El libro sobre la vida del jugador de David Halberstam es considerado como lo mejor que se ha escrito sobre él

París era una fiesta. Pero no eran los locos años 20 descritos por la pluma de Ernest Hemingway. Era el otoño boreal de 1997. Eran los años vertiginosos de fin de siglo y la estrella era Michael Jordan. El mejor basquetbolista del mundo, ya una estatua viviente, había llegado con su equipo, Chicago Bulls, a enfrentarse a los mejores cuadros europeos en un torneo amistoso organizado por McDonald’s, empresa que, como otras, buscaba la expansión mundial de uno de sus patrocinados: la National Basketball Association (NBA). Cual rockstars —tanto que utilizaron para el viaje el mismo Boeing 747 que los Rolling Stones usaban para sus giras—, su llegada hizo recordar a la beatlemanía. Y de todos los astros idolatrados, Air Jordan era el más grande de todos. Y los franceses, históricamente poco afectos a alabar cualquier cosa que viniera de Estados Unidos, estaban rendidos a sus pies. 

Con esta descripción de ese torneo amistoso, el inmenso negocio detrás de él, en el fenómeno global que ya se estaba convirtiendo la NBA, y —sobre todo— la locura que generaba un atleta negro de 34 años, 1,98 metros de altura y un aspecto que parecía haber sido diseñado a medida para todo tipo de publicidades, arranca Air, la historia de Michael Jordan, del reconocido periodista David Halberstam.
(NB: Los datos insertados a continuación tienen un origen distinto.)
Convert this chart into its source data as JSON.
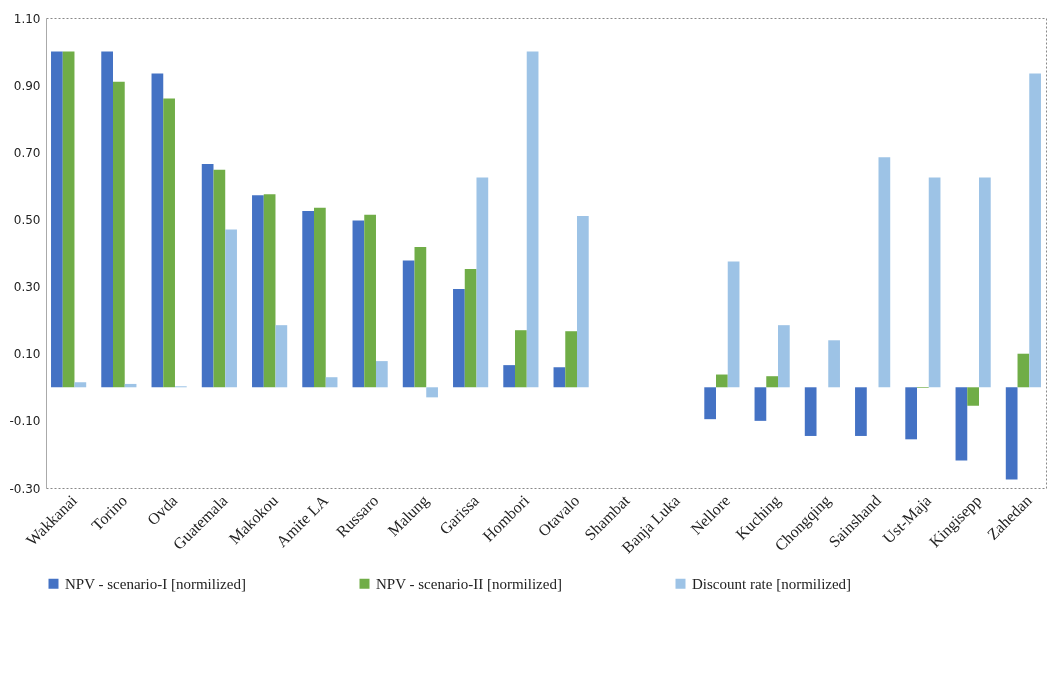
{
  "chart_data": {
    "type": "bar",
    "categories": [
      "Wakkanai",
      "Torino",
      "Ovda",
      "Guatemala",
      "Makokou",
      "Amite LA",
      "Russaro",
      "Malung",
      "Garissa",
      "Hombori",
      "Otavalo",
      "Shambat",
      "Banja Luka",
      "Nellore",
      "Kuching",
      "Chongqing",
      "Sainshand",
      "Ust-Maja",
      "Kingisepp",
      "Zahedan"
    ],
    "series": [
      {
        "name": "NPV - scenario-I [normilized]",
        "color": "#4472c4",
        "values": [
          1.0,
          1.0,
          0.935,
          0.665,
          0.572,
          0.525,
          0.497,
          0.378,
          0.293,
          0.066,
          0.06,
          0,
          0,
          -0.095,
          -0.1,
          -0.145,
          -0.145,
          -0.155,
          -0.218,
          -0.275
        ]
      },
      {
        "name": "NPV - scenario-II [normilized]",
        "color": "#70ad47",
        "values": [
          1.0,
          0.91,
          0.86,
          0.648,
          0.575,
          0.535,
          0.514,
          0.418,
          0.352,
          0.17,
          0.167,
          0,
          0,
          0.038,
          0.033,
          0,
          0,
          -0.002,
          -0.055,
          0.1
        ]
      },
      {
        "name": "Discount rate [normilized]",
        "color": "#9dc3e6",
        "values": [
          0.015,
          0.01,
          0.003,
          0.47,
          0.185,
          0.03,
          0.078,
          -0.03,
          0.625,
          1.0,
          0.51,
          0,
          0,
          0.375,
          0.185,
          0.14,
          0.685,
          0.625,
          0.625,
          0.935
        ]
      }
    ],
    "ylim": [
      -0.3,
      1.1
    ],
    "yticks": [
      {
        "value": -0.3,
        "label": "-0.30"
      },
      {
        "value": -0.1,
        "label": "-0.10"
      },
      {
        "value": 0.1,
        "label": "0.10"
      },
      {
        "value": 0.3,
        "label": "0.30"
      },
      {
        "value": 0.5,
        "label": "0.50"
      },
      {
        "value": 0.7,
        "label": "0.70"
      },
      {
        "value": 0.9,
        "label": "0.90"
      },
      {
        "value": 1.1,
        "label": "1.10"
      }
    ],
    "legend": "bottom"
  }
}
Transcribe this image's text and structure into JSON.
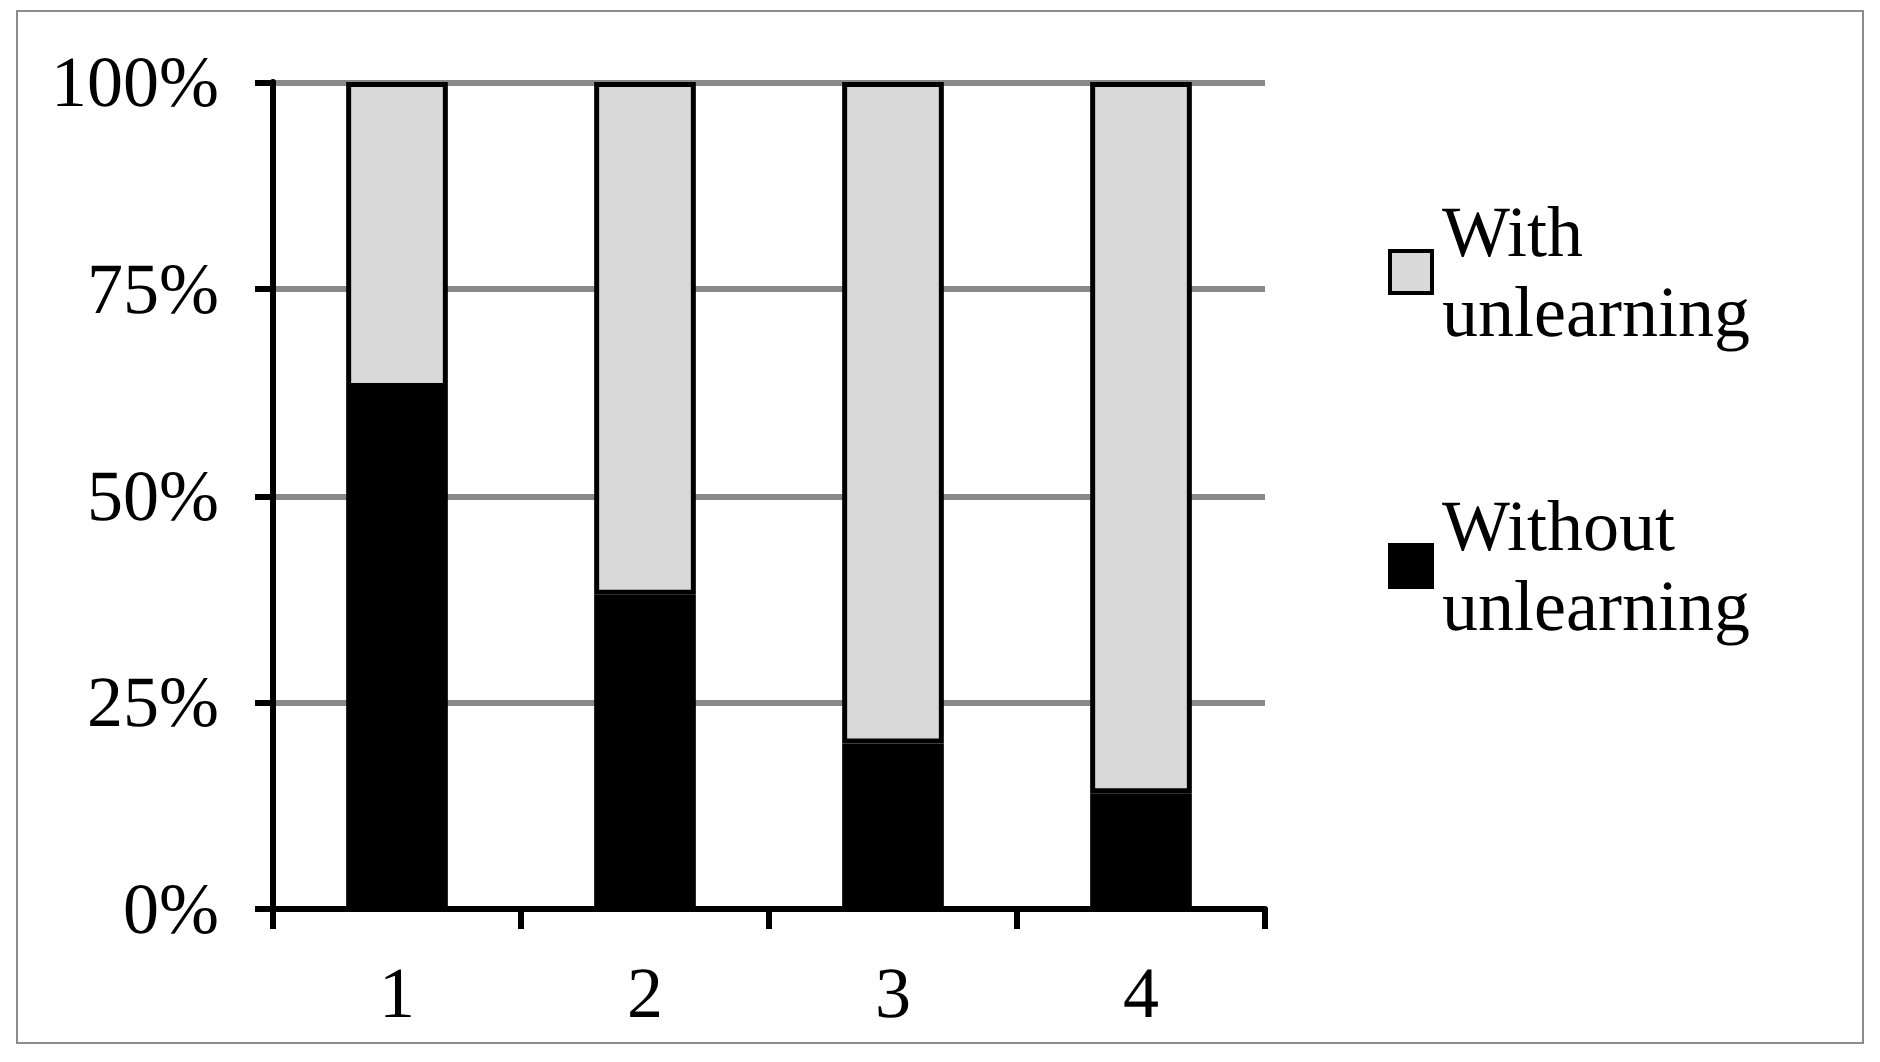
{
  "chart_data": {
    "type": "bar",
    "categories": [
      "1",
      "2",
      "3",
      "4"
    ],
    "series": [
      {
        "name": "Without unlearning",
        "color": "#000000",
        "values": [
          63,
          38,
          20,
          14
        ]
      },
      {
        "name": "With unlearning",
        "color": "#d9d9d9",
        "values": [
          37,
          62,
          80,
          86
        ]
      }
    ],
    "stacked": true,
    "ylim": [
      0,
      100
    ],
    "yticks": [
      {
        "value": 0,
        "label": "0%"
      },
      {
        "value": 25,
        "label": "25%"
      },
      {
        "value": 50,
        "label": "50%"
      },
      {
        "value": 75,
        "label": "75%"
      },
      {
        "value": 100,
        "label": "100%"
      }
    ],
    "grid": "y",
    "legend": "right"
  }
}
También esa fiesta parisina deportiva y lucrativa está en el arranque de El último baile (The Last Dance), la exitosa miniserie de Netflix de 2020 que gira en torno al sexto y último campeonato de la NBA logrado por los Bulls, en la temporada 1997/98. Es que los 10 capítulos de esta serie, condenada al éxito desde el minuto uno, estaban inocultablemente inspirados en este libro, que, vale ya decirlo, es considerado el mejor de todos los que se han escrito sobre Michael Jordan.

Otro elemento que vale tener en cuenta: no es un libro nuevo; de hecho, vio la luz en 1999. El título original es Playing For Keeps, Michael Jordan And The World He Made, que puede traducirse como Jugando para siempre, Michael Jordan y el mundo que creó, que es mucho más honesto con el texto que la titulación actual. De hecho, no es necesario ser fanático de Jordan, la NBA o el básquetbol para disfrutar un trabajo que es a su vez crónica periodística en formato de novela de no ficción, ensayo histórico, deportivo y sociológico, todo en torno a un hombre que trascendió mucho a su actividad. 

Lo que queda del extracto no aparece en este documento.